Click on the plane to see how the solutions of the system
\[
\dot{x} = x,\qquad
\dot{y} = y^2
\]
differ from its linearised system \(\dot{x}=x,\dot{y}=0\)
(where everything moves away from the \(y\)-axis horizontally), especially when \(|y|\) is not small.
On the other hand, if \(y\) is small, the behaviours of the two systems do look similar.
The situation is even worse for the system \(\dot{x} = f(x)\) if \(f(x) = O(|x|^2)\), because the linearised
system \(\dot{x}=0\) does not tell anything about the behaviour of the system
near the origin. You can see two examples in
Figure 3.20. Information can still be obtained in certain cases,
by looking at the trajectories, or by transforming into polar coordinates.
Figure 3.20
Phase portraits for systems with zero linear parts at the
origin: Left:
\(\dot{x}=-xy, \dot{y}=x^2+y^2\); Right: \(\dot{x}=x^2,\dot{y}=y(2x-y)\).
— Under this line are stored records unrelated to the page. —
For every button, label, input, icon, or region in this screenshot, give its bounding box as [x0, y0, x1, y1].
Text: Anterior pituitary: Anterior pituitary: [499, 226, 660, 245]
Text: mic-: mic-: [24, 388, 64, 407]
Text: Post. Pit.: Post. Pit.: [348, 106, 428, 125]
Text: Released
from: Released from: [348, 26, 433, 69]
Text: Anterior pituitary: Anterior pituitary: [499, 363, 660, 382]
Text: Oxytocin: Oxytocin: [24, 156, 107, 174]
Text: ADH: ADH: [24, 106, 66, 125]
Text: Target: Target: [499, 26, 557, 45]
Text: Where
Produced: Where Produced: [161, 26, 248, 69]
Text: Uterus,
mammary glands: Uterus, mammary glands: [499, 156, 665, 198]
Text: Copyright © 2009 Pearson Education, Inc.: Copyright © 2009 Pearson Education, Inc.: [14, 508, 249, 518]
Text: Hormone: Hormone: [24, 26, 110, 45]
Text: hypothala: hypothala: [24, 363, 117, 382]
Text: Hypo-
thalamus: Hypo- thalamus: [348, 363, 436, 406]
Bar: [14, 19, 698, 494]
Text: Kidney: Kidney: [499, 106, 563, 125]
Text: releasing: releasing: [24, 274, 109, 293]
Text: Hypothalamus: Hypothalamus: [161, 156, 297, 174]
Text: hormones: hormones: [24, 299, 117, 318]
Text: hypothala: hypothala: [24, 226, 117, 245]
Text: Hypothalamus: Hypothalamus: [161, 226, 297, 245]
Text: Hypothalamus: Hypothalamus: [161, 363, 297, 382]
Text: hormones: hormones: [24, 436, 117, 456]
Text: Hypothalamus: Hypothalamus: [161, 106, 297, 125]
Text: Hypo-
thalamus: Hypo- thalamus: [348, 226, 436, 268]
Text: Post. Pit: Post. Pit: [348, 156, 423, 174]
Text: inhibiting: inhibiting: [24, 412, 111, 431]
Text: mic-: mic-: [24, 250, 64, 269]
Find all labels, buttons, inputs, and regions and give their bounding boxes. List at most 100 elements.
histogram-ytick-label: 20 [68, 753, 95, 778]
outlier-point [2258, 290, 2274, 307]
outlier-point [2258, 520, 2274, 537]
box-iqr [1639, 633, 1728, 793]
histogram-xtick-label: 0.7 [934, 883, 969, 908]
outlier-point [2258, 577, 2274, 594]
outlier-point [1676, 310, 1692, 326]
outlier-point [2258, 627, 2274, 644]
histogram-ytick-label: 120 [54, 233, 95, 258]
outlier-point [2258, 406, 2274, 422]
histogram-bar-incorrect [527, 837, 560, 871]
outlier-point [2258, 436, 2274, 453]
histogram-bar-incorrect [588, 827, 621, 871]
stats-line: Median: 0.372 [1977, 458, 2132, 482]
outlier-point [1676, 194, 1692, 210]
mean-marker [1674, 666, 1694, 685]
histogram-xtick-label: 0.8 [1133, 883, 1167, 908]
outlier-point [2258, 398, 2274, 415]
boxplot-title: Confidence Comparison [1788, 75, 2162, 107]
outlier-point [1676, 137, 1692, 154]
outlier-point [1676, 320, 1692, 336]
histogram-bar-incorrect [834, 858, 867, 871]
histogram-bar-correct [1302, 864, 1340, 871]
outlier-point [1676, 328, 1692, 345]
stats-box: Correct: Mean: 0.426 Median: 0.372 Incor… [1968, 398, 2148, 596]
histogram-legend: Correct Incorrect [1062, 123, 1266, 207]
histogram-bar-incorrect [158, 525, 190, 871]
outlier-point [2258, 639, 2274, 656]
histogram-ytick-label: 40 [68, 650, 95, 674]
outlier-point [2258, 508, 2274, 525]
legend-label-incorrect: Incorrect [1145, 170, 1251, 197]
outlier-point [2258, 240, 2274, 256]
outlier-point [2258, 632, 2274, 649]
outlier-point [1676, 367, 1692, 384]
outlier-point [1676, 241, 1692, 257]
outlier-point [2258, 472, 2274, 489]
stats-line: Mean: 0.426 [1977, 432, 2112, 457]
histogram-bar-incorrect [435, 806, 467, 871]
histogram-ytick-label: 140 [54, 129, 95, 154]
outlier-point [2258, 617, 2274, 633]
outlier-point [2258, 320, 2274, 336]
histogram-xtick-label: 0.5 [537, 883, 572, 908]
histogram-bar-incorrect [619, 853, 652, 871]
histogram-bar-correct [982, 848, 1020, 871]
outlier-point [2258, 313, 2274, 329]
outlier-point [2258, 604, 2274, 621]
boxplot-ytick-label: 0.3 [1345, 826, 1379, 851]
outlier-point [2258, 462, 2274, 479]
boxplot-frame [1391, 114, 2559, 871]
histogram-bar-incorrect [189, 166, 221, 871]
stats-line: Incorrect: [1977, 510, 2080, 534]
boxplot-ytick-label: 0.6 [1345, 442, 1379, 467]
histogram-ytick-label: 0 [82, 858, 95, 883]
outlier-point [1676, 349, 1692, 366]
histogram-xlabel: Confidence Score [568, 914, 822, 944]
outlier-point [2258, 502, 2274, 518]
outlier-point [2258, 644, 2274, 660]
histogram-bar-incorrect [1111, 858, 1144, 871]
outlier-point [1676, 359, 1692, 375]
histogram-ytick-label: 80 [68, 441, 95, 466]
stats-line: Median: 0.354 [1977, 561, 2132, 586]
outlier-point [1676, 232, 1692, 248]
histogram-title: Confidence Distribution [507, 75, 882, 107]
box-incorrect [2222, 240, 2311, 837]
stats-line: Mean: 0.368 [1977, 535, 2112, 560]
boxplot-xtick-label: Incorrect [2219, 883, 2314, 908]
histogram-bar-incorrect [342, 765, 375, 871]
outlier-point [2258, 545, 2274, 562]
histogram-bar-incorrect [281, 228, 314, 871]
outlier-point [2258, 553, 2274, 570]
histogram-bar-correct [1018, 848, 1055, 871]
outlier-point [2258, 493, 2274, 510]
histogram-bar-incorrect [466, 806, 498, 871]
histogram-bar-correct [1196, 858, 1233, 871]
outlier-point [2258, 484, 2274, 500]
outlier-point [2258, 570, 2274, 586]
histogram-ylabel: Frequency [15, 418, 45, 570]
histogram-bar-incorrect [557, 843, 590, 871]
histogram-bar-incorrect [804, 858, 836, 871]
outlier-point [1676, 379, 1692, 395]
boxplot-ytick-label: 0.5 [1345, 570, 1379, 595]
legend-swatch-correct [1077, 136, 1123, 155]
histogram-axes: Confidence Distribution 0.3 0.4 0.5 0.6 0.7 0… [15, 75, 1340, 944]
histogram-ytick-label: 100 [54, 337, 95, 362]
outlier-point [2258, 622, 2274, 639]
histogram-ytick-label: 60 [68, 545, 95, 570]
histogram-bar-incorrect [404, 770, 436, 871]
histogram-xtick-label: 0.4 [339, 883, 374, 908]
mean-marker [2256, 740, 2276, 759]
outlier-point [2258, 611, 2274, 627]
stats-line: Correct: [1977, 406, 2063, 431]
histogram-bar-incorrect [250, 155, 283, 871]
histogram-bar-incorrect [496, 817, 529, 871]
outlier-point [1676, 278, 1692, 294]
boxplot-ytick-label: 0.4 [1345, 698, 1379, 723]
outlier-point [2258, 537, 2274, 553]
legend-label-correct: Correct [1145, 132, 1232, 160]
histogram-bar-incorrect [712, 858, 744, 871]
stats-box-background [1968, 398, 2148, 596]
Example 3.13 Consider the system
\(
\dot{x} = -xy, \dot{y} = x^2+y^2,
\)
whose phase portrait is given in Figure 3.20(left figure). The trajectory,
governed by the ODE \(\frac{\mathrm{d} y}{\mathrm{d} x}
= -\frac{x^2+y^2}{xy}\) is homogeneous. By the change
of variable \(y=zx\), the ODE becomes \(\frac{\mathrm{d} z}{\mathrm{d} x}
= -\frac{2z^2+1}{z}x\), which is
separable. The solution is given by \(x^4(2z^2+1)=C\) and the
trajectories are given by \(2x^2y^2+x^4=C\).